< Jesaja 64 >
1 Ach, scheur toch de hemel vaneen, en daal neer, Zodat de bergen voor uw aangezicht rillen;
Oh that thou wouldest rend the heavens, that thou wouldest come down, that the mountains might flow down at thy presence;
2 Als een vuur, dat brandhout doet vlammen, Een vuur, dat het water doet stomen: Om uw vijanden uw Naam te doen kennen, En volken voor U te doen beven,
as when fire kindleth the brushwood, [and] the fire causeth the waters to boil: to make thy name known to thine adversaries, that the nations may tremble at thy presence.
3 Als Gij de grootse dingen doet, waarop we niet durfden hopen,
When thou didst terrible things which we looked not for, thou camest down, the mountains flowed down at thy presence.
4 En waarvan men nog nooit had gehoord! Neen, geen oor heeft gehoord, Geen oog ooit gezien: Een God, buiten U, Die helpt, die op U hopen;
For from of old men have not heard, nor perceived by the ear, neither hath the eye seen a God beside thee, which worketh for him that waiteth for him.
5 Die vreugde bereidt voor wie gerechtigheid doet, En uw wegen gedenkt! Maar nu zijt Gij toornig: wij hebben gezondigd; Zo lang al vergramd: wij waren afvallig.
Thou meetest him that rejoiceth and worketh righteousness, those that remember thee in thy ways: behold, thou wast wroth, and we sinned: in them [have we been] of long time, and shall we be saved?
6 Allen zijn wij als onreinen geworden, Heel onze deugd als een doek, door stonden bezoedeld; Als bladeren vallen wij allemaal af, Onze zonden jagen ons voort als de wind.
For we are all become as one that is unclean, and all our righteousnesses are as a polluted garment: and we all do fade as a leaf; and our iniquities, like the wind, take us away.
7 Er is niemand, die uw Naam nog aanroept, Of die op U nog durft steunen; Want Gij hebt voor ons uw aanschijn verborgen, Ons prijs gegeven aan onze schuld.
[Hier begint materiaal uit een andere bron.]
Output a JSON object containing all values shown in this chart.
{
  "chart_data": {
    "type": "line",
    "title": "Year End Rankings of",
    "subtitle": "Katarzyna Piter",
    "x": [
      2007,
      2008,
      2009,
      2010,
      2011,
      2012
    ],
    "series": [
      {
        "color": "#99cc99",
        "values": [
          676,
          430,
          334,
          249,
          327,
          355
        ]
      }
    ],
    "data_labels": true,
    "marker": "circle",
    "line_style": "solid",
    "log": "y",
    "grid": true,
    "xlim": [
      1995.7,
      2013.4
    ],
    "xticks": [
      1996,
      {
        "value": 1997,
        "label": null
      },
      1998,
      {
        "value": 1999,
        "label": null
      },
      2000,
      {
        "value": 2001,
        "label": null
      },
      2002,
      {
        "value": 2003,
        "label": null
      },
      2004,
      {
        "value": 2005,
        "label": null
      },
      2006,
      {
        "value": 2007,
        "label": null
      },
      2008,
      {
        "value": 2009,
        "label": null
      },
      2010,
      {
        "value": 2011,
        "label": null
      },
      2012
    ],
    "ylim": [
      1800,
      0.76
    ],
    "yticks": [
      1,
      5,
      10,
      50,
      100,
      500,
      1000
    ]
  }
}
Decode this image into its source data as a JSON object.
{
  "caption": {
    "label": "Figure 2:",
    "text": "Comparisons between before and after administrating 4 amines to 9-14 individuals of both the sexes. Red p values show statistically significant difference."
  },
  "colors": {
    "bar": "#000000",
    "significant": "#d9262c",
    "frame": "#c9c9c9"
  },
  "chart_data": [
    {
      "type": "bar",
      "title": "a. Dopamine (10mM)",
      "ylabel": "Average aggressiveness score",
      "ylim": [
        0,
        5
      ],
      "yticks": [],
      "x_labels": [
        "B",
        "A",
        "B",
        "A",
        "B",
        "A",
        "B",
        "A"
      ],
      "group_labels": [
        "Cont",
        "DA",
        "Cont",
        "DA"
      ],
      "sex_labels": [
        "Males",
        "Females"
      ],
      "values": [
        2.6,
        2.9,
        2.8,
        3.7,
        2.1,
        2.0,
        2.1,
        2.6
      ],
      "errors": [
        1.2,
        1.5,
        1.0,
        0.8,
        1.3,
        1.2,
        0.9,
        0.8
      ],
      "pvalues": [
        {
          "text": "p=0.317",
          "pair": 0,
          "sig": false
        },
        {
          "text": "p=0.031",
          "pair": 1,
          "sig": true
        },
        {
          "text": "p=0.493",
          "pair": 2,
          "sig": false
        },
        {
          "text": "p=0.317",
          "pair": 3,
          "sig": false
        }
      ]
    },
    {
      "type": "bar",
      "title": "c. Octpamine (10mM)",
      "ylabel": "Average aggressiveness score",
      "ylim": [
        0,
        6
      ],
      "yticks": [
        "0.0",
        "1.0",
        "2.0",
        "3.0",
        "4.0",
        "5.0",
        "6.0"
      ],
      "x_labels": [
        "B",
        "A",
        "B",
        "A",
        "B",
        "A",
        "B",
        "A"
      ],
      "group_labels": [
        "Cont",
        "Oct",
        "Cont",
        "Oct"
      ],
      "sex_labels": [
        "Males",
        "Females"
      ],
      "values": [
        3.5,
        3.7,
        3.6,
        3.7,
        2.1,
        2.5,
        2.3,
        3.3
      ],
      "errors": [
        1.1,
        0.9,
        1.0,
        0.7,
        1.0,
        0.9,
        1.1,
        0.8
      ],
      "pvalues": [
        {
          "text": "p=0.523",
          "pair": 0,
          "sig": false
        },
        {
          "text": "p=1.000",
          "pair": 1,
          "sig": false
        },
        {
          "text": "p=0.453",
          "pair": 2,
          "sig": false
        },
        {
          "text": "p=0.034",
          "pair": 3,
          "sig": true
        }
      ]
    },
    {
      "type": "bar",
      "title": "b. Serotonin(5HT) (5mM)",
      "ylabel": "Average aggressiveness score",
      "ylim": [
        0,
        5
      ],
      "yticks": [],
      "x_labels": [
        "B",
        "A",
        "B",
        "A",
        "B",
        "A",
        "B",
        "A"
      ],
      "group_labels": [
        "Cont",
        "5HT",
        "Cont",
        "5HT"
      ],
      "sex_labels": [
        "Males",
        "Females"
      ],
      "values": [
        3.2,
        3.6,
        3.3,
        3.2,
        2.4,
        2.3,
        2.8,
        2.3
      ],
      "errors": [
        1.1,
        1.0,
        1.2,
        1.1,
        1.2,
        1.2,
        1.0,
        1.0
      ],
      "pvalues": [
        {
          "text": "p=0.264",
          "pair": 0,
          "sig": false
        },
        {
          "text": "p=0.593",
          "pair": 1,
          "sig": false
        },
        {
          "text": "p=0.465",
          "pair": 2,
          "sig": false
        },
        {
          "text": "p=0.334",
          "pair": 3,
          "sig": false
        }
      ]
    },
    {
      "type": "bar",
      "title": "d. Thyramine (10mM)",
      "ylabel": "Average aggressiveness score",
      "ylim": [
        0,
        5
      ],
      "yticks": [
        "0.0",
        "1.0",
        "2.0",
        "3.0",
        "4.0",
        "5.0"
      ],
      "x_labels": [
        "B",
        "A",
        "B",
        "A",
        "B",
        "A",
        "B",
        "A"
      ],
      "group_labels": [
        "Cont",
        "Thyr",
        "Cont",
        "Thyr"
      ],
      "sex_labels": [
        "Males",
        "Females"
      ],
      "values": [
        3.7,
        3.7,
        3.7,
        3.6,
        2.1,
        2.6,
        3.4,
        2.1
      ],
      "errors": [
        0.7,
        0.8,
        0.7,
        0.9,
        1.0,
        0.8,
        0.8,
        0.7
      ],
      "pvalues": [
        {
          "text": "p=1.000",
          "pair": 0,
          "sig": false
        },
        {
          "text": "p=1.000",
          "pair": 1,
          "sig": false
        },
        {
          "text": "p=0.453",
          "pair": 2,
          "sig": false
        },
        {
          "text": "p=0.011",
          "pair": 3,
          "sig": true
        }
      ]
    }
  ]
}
And there is none that calleth upon thy name, that stirreth up himself to take hold of thee: for thou hast hid thy face from us, and hast consumed us by means of our iniquities.
8 Toch blijft Gij, Jahweh, onze Vader! Wij zijn het leem, Gij onze boetseerder; Wij allen het werk uwer handen!
But now, O LORD, thou art our father; we are the clay, and thou our potter; and we all are the work of thy hand.
9 Ach, Jahweh, wees toch niet al te vergramd, Niet altijd onze misdaad indachtig. Ach, zie op ons neer: Wij blijven toch allen uw volk!
Be not wroth very sore, O LORD, neither remember iniquity for ever: behold, look, we beseech thee, we are all thy people.
10 Uw heilige steden zijn een steppe geworden, Sion een wildernis, Jerusalem een woestijn.
Thy holy cities are become a wilderness, Zion is become a wilderness, Jerusalem a desolation.
11 Onze heilige en heerlijke tempel, Waarin onze vaderen U hebben geloofd, Is een prooi der vlammen geworden; Al wat ons dierbaar was, ligt in puin!
Our holy and our beautiful house, where our fathers praised thee, is burned with fire; and all our pleasant things are laid waste.
12 Kunt Gij dit alles maar toezien, o Jahweh; Maar zwijgen, ten einde toe ons vernederen?
Wilt thou refrain thyself for these things, O LORD? wilt thou hold thy peace, and afflict us very sore?